Co-designed digital changes improve early planning of reasonable adjustments
Date added: 30 January 2026
Last updated: 30 January 2026
A new digital approach is improving care for autistic people and people with a learning disability in Kent and Medway. By capturing key information early and sharing it consistently, the approach reduces repeated questioning, strengthens care planning and supports safer, more timely discharge.
Kent and Medway Mental Health NHS Trust identified that information about autism, learning disabilities and reasonable adjustments needed by patients was not always clearly flagged across its systems, which impacted the experience of patients and resulted in delays to discharge.
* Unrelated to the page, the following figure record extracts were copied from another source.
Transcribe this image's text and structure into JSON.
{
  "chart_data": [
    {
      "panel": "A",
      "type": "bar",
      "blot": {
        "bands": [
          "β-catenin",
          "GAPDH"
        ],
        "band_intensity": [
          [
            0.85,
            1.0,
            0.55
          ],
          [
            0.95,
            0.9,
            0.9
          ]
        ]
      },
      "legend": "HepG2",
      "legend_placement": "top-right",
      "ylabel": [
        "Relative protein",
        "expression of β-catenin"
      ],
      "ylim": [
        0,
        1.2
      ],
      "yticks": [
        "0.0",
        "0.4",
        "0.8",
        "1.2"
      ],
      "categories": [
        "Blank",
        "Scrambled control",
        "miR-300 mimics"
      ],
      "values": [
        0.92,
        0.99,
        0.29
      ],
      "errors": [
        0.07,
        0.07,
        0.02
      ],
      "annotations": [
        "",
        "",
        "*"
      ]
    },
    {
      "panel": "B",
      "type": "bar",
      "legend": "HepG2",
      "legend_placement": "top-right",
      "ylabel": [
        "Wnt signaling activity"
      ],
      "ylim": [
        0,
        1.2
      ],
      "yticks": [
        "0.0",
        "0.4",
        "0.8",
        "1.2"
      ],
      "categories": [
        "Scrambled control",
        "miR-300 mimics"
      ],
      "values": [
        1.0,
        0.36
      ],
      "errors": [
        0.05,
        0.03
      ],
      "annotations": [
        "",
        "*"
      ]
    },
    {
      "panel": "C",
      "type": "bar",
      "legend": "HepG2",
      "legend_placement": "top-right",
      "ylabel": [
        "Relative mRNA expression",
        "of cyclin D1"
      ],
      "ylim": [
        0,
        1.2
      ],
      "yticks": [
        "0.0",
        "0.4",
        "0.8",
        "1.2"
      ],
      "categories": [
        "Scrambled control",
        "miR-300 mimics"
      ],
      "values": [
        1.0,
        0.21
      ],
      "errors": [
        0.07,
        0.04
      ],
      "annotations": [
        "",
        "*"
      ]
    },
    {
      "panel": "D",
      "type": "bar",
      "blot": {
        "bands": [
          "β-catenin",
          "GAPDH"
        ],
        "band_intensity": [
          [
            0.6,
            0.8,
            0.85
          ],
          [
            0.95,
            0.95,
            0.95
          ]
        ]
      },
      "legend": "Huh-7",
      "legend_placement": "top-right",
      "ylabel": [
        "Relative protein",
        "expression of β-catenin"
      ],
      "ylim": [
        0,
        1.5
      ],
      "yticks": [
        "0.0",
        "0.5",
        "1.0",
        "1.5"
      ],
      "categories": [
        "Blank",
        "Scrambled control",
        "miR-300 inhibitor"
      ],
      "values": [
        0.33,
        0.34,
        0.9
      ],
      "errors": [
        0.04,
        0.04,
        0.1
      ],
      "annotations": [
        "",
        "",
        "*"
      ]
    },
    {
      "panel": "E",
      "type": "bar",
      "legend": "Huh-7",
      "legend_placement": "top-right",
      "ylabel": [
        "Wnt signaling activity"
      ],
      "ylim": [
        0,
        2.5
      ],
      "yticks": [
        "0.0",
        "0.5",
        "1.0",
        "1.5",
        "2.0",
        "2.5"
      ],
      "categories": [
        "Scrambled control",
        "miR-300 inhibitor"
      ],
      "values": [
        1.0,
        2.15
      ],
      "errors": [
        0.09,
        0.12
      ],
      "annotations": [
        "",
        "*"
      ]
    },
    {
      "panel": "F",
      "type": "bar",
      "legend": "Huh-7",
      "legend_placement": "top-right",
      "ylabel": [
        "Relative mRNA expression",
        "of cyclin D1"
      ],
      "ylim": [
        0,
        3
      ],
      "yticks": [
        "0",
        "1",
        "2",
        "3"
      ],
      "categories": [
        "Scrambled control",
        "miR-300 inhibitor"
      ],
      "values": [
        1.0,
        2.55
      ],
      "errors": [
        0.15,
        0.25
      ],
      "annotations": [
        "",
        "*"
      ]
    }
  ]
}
George Matuska, Lead for Learning Disability and Autism at Kent and Medway Mental Health NHS Trust, said: “From listening to autistic people and people with learning disabilities, we know that having to repeat the same information multiple times is distressing and impacts the level of care they experience.
“By capturing this information early and making it visible to everyone involved in a person’s care, we can plan reasonable adjustments properly rather than reacting later. This is incredibly important, as it improves the care we provide to patients and helps staff better understand a person’s needs from the outset, supporting more proactive, personalised mental health care.”

Working closely with clinicians and people with lived experience, the trust redesigned how this information is recorded and used. People with lived experience helped identify what information matters most to them, how it should be described and when it should be collected. Their input shaped the design of new data fields and clear flagging processes, ensuring the system reflects real experiences and practical needs.
These processes are now embedded at first contact and maintained throughout the care pathway, ensuring information is captured early, recorded consistently and available to all teams involved in a person’s care.
Within the electronic patient record, a single, co-designed space now brings together information about autism, learning disabilities and reasonable adjustments that a patient may need. This reduces duplication for staff and improves continuity, making it easier for teams to understand and respond to individual needs wherever a person is seen.
Patients can now share key information about themselves – including whether they are autistic, have a learning disability or have communication preferences and need reasonable adjustments, through a secure online portal when they have their first appointment.
The new approach also provides reliable, real-time data, replacing retrospective audits with a live view of activity. This allows teams to see where people are in the system, understand outcomes and target improvements where pressures or gaps exist.
A lived experience partner said:
“Not having to explain the same things again and again makes care feel calmer and more respectful. It helps staff understand you as a person, not just a diagnosis.”
This digital infrastructure underpins a wider trust-wide programme to improve outcomes for autistic people and people with a learning disability, supporting national expectations on reasonable adjustment digital flags and helping to reduce inequalities in mental health care.